What was the first Sanskrit word borrowed into Tangut? I don't know, but I bet it was borrowed through Chinese. Although Nishida (1964) and Grinstead (1972) apparently assume that Tangut Sanskrit transcriptions directly represent Sanskrit, I suspect that they are actually based on Chinese pronunciations of Sanskrit. But it's also possible that the Tangut learned Sanskrit words through Tibetan. I'd like to look into 'Indo-Tangut' later. THE GOLDEN GUIDE: LINES 23-24: TANGRAPHS 111-120

First, a couple of pairs of antonyms:

Tangraph number 111 112 113 114 115
Li Fanwen number 3368 0187 0590 5621 1868
My reconstructed pronunciation 1thwị 2naʳ 2ziọ 1lhəu 1tiẹ
Tangraph gloss young (noun) old; aged (noun) longevity; life; generation; world to increase; to raise; to add to reduce; to remove
Word change; oscillation; growth and fall; profit and loss
Translation The changes of longevity of the young and the old,

This line consists of a series of nouns, so I translated it as a chain of possession.

111 is from 0611 1miəʳ 'strong; robust' (a quality of youth?) + 0960 1miẹ 'woman; female' (why?):


The right side of 111 is unique. 0960 'woman' is similar but has the filler ヒ added to the bottom right. This radical is supposedly from 3168 1mi 'woman; female' plus the right side of ... 111!

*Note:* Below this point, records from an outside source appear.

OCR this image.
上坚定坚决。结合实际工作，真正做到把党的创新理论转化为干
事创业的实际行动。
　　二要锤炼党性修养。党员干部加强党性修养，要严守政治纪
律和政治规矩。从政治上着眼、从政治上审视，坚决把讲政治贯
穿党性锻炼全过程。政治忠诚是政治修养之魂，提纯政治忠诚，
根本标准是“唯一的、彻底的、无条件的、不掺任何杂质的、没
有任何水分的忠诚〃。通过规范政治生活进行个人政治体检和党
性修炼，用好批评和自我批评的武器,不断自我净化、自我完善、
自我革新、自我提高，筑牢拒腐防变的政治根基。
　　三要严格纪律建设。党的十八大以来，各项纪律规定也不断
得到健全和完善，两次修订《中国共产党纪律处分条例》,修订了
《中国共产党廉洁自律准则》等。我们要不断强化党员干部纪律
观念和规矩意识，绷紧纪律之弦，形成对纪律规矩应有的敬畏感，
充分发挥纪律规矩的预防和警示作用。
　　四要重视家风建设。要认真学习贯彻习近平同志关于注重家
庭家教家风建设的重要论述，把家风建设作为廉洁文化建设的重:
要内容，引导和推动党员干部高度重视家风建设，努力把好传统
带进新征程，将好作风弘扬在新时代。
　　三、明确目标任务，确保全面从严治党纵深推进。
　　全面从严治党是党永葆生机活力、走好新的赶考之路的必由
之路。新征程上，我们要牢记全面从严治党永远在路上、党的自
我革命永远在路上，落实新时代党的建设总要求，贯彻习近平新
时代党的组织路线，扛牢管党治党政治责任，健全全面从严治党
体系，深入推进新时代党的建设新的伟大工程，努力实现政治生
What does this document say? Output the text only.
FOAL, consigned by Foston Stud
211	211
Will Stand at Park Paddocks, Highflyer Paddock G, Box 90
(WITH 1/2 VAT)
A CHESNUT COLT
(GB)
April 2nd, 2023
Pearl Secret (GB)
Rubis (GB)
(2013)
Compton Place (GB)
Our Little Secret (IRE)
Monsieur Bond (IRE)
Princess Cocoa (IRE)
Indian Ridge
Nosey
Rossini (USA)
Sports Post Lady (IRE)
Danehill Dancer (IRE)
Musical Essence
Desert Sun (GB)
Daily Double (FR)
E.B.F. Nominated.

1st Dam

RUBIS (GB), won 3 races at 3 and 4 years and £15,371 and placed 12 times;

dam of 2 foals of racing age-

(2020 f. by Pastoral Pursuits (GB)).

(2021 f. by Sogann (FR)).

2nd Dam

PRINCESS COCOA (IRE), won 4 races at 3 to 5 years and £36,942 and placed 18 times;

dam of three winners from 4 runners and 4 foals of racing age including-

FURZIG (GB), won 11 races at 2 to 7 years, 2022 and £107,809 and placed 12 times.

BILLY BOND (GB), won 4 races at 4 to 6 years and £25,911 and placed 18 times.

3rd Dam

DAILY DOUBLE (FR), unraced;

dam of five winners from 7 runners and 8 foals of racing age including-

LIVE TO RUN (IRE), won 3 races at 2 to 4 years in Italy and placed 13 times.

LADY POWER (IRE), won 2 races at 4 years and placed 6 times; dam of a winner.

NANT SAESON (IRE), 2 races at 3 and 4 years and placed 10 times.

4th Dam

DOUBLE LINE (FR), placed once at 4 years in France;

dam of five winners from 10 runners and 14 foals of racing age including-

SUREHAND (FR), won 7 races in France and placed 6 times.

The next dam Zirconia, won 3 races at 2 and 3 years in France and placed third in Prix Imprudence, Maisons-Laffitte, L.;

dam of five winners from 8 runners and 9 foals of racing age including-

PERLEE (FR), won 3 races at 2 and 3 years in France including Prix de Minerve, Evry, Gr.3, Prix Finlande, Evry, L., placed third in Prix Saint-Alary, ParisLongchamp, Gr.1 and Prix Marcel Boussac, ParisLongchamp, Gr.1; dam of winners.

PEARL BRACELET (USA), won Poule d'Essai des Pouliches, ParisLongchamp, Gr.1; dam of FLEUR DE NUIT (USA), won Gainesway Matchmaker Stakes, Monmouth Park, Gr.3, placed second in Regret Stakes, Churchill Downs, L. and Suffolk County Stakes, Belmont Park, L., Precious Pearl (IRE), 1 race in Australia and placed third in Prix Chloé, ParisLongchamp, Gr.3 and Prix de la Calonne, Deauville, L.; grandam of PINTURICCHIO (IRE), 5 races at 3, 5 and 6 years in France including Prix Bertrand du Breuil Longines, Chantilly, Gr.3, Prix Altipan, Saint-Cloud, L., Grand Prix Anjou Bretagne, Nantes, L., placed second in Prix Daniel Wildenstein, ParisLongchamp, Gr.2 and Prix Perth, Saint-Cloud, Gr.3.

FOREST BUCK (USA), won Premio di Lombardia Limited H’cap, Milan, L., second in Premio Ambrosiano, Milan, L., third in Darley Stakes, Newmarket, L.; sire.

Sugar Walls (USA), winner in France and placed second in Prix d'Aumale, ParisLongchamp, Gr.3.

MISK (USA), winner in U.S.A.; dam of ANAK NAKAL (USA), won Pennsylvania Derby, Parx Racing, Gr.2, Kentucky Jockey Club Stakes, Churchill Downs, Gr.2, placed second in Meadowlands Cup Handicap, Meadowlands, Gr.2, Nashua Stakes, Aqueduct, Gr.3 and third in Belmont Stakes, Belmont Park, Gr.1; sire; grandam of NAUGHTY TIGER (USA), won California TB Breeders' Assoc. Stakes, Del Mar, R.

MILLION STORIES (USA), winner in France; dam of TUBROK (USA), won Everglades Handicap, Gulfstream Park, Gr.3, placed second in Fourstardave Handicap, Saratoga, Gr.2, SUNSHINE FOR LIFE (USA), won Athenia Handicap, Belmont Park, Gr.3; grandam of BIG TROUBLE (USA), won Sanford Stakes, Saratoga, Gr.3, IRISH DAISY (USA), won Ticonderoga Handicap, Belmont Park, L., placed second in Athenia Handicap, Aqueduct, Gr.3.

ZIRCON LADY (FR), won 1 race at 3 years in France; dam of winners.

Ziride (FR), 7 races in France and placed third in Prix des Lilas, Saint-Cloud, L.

0960 'woman' can be abbreviated in several other ways:

1. Top and bottom left: second half of 0225 1851 1ɣɨə-1zwị 'to marry' and first half of 2mə-2diõ 'sister'

and first half of 0857 0549 2mə-2diõ 'sister'

These are the only two instances of this abbreviation ̣(alphacode tin).

2. Top and center: 3361 1kɛ̣ 'sister'

3. Bottom only: 4706 2dʒɨuu (transcription of Chn 女 'woman' which had an initial *ndʒ- in the northwestern dialect of the time)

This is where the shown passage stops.